In 1922 Buïgas designed his first project with illuminated water fountains for the Royal Palace of Pedralbes. Eugenio d'Ors described his work as a new style of art, the art of agualuz. His most famous work is the Magic Fountain of Montjuic, created for the International Exposition in Barcelona in 1929.

During the Spanish Civil War he settled in Paris, where he resided until 1942. During these years he gained an international reputation and he obtained commissions for projects for international expositions in Paris (1937), Liege (1939), Lisbon (1940), Rome (1953), and the Expo 58 at Brussels. In 1955, he designed the Teatro del Aqua y Luz for the international fair in Santo Domingo.

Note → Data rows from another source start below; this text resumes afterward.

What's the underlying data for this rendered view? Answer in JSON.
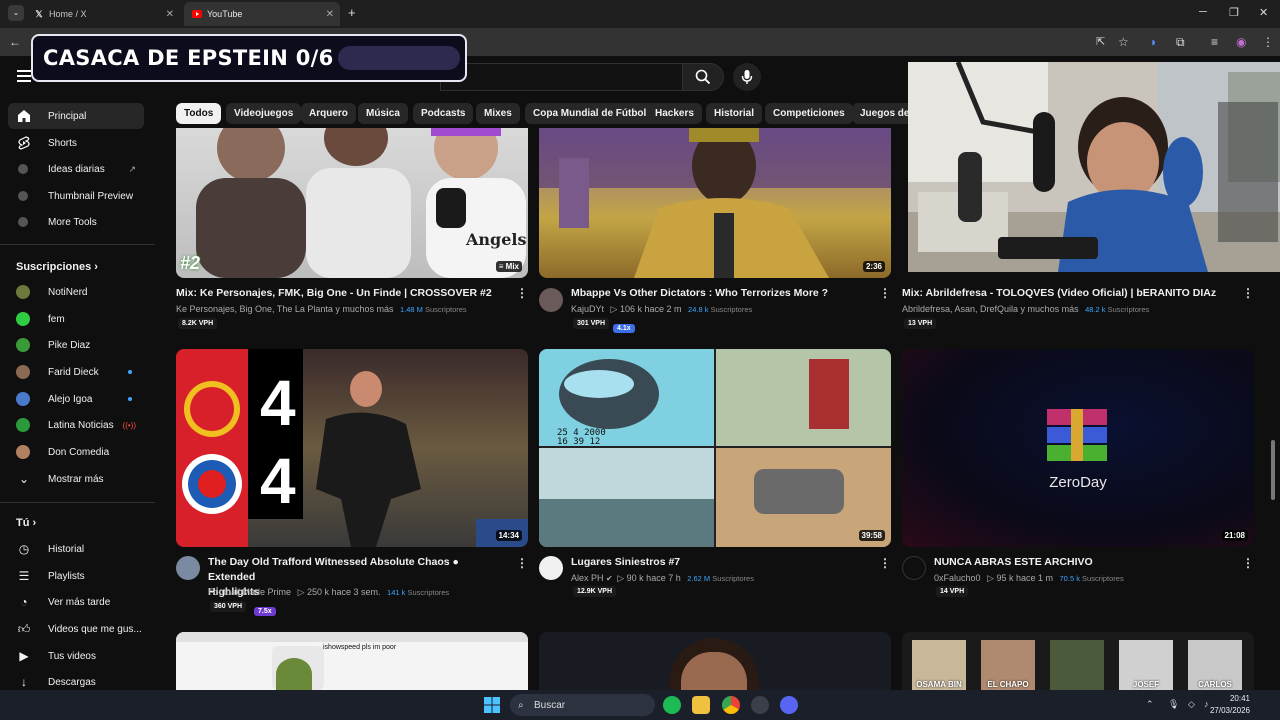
{
  "browser": {
    "tabs": [
      {
        "label": "Home / X"
      },
      {
        "label": "YouTube"
      }
    ],
    "new_tab": "+"
  },
  "overlay": {
    "title": "CASACA DE EPSTEIN 0/6"
  },
  "sidebar": {
    "main": [
      {
        "label": "Principal"
      },
      {
        "label": "Shorts"
      },
      {
        "label": "Ideas diarias"
      },
      {
        "label": "Thumbnail Preview"
      },
      {
        "label": "More Tools"
      }
    ],
    "subs_heading": "Suscripciones",
    "subs": [
      {
        "label": "NotiNerd",
        "color": "#6b7a3a"
      },
      {
        "label": "fem",
        "color": "#2ecc40"
      },
      {
        "label": "Pike Diaz",
        "color": "#3a9a3a"
      },
      {
        "label": "Farid Dieck",
        "color": "#8a6a52"
      },
      {
        "label": "Alejo Igoa",
        "color": "#4a7acc"
      },
      {
        "label": "Latina Noticias",
        "color": "#2a9a3a"
      },
      {
        "label": "Don Comedia",
        "color": "#b08060"
      },
      {
        "label": "Mostrar más"
      }
    ],
    "you_heading": "Tú",
    "you": [
      {
        "label": "Historial"
      },
      {
        "label": "Playlists"
      },
      {
        "label": "Ver más tarde"
      },
      {
        "label": "Videos que me gus..."
      },
      {
        "label": "Tus videos"
      },
      {
        "label": "Descargas"
      }
    ]
  },
  "chips": [
    "Todos",
    "Videojuegos",
    "Arquero",
    "Música",
    "Podcasts",
    "Mixes",
    "Copa Mundial de Fútbol",
    "Hackers",
    "Historial",
    "Competiciones",
    "Juegos de a"
  ],
  "videos": [
    {
      "title": "Mix: Ke Personajes, FMK, Big One - Un Finde | CROSSOVER #2",
      "channel": "Ke Personajes, Big One, The La Planta y muchos más",
      "subs": "1.48 M",
      "subs_label": "Suscriptores",
      "vph": "8.2K VPH",
      "badge": "Mix",
      "tag": "#2"
    },
    {
      "title": "Mbappe Vs Other Dictators : Who Terrorizes More ?",
      "channel": "KajuDYt",
      "stats": "▷ 106 k   hace 2 m",
      "subs": "24.8 k",
      "subs_label": "Suscriptores",
      "vph": "301 VPH",
      "mult": "4.1x",
      "duration": "2:36"
    },
    {
      "title": "Mix: Abrildefresa - TOLOQVES (Video Oficial) | bERANITO DIAz",
      "channel": "Abrildefresa, Asan, DrefQuila y muchos más",
      "subs": "48.2 k",
      "subs_label": "Suscriptores",
      "vph": "13 VPH"
    },
    {
      "title_line1": "The Day Old Trafford Witnessed Absolute Chaos ● Extended",
      "title_line2": "Highlights",
      "channel": "Football Made Prime",
      "stats": "▷ 250 k   hace 3 sem.",
      "subs": "141 k",
      "subs_label": "Suscriptores",
      "vph": "360 VPH",
      "mult": "7.5x",
      "duration": "14:34",
      "score_top": "4",
      "score_bottom": "4"
    },
    {
      "title": "Lugares Siniestros #7",
      "channel": "Alex PH",
      "stats": "▷ 90 k   hace 7 h",
      "subs": "2.62 M",
      "subs_label": "Suscriptores",
      "vph": "12.9K VPH",
      "duration": "39:58",
      "stamp": "25 4 2000\n16 39 12"
    },
    {
      "title": "NUNCA ABRAS ESTE ARCHIVO",
      "channel": "0xFalucho0",
      "stats": "▷ 95 k   hace 1 m",
      "subs": "70.5 k",
      "subs_label": "Suscriptores",
      "vph": "14 VPH",
      "duration": "21:08",
      "thumb_text": "ZeroDay"
    }
  ],
  "bottom_thumb_labels": [
    "OSAMA BIN",
    "EL CHAPO",
    "JOSEF",
    "CARLOS"
  ],
  "bottom_thumb_text": "ishowspeed pls im poor",
  "taskbar": {
    "search": "Buscar",
    "time": "20:41",
    "date": "27/03/2026"
  }
}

As an inventor he designed a torpedo bomber seaplane in 1914, a device to recover sea sand for construction (1922), a one-person midget submarine (1932), a remote-controlled torpedo guided by ultrasound (1931–1933) and other devices.

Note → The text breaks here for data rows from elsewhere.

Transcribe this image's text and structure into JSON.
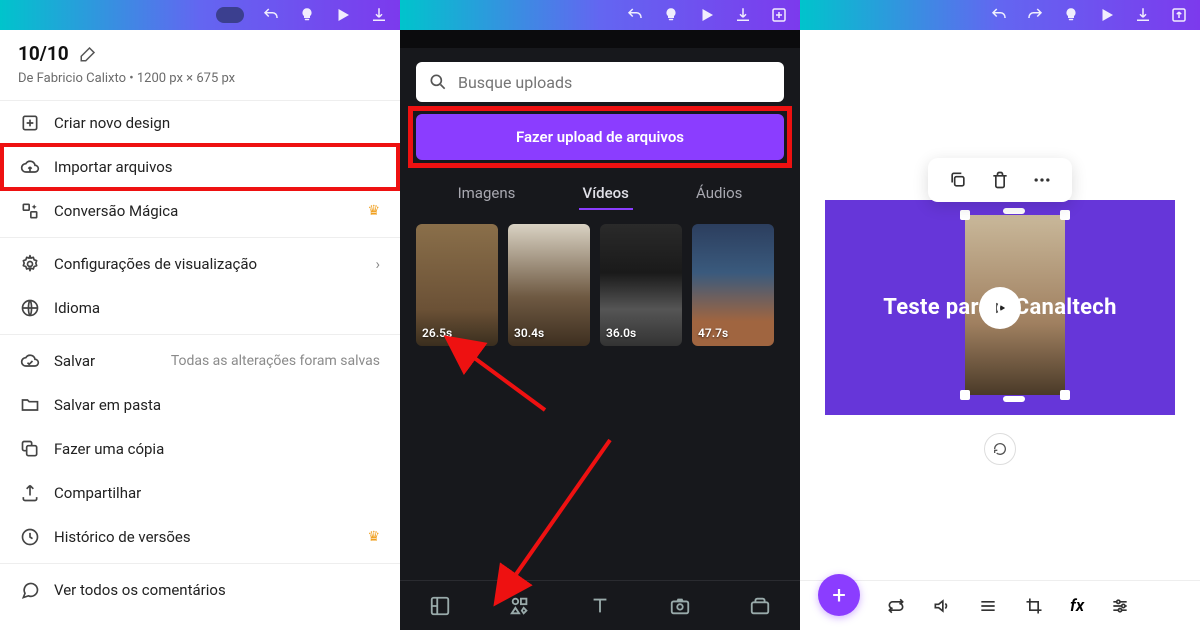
{
  "doc": {
    "title": "10/10",
    "subtitle": "De Fabricio Calixto • 1200 px × 675 px"
  },
  "menu": {
    "create": "Criar novo design",
    "import": "Importar arquivos",
    "magic": "Conversão Mágica",
    "view": "Configurações de visualização",
    "lang": "Idioma",
    "save": "Salvar",
    "save_aside": "Todas as alterações foram salvas",
    "folder": "Salvar em pasta",
    "copy": "Fazer uma cópia",
    "share": "Compartilhar",
    "history": "Histórico de versões",
    "comments": "Ver todos os comentários"
  },
  "uploads": {
    "search_placeholder": "Busque uploads",
    "upload_btn": "Fazer upload de arquivos",
    "tabs": {
      "images": "Imagens",
      "videos": "Vídeos",
      "audios": "Áudios"
    },
    "durations": [
      "26.5s",
      "30.4s",
      "36.0s",
      "47.7s"
    ]
  },
  "canvas": {
    "text": "Teste para o Canaltech"
  },
  "bottom_tools": {
    "fx": "fx"
  }
}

Besides his architectural works, Buïgas wrote for magazines and published a number of books. He spent the last years of his life in Cerdanyola del Vallès, where he died and is buried.

== Works ==
1. Magic Fountain, Montjuïc, Barcelona
2. Teleférico del puerto, Barcelona
3. Fountain, Barcelona Airport, Barcelona
4. Illumination, Sagrada Família, Barcelona
5. Teatro del Aqua y Luz, Santo Domingo
6. Copy of magic fountain Montjuïc, Salou

== Books ==
- 1943 - Bajo las constelaciones.
- 1946 - El hombre entre enigmas y prodigios.
- 1960 - La Nave Luminosa.
- 1966 - El teatre integral amb escenari d'Aigua-Llum-Música.
- 1973 - Viajes interplanetarios y algo más.
- 1973 - Hechos, ideas y proyectos.
- 1975 - La extraordinaria aventura.
- 1975 - La gran revolución.
- 1976 - El día 41

== Sources ==
Caralt, David (2010). Agualuz: de pirotecnias a mundos flotantes : visiones de Carles Buïgas. Siruela. ISBN 9788498413922.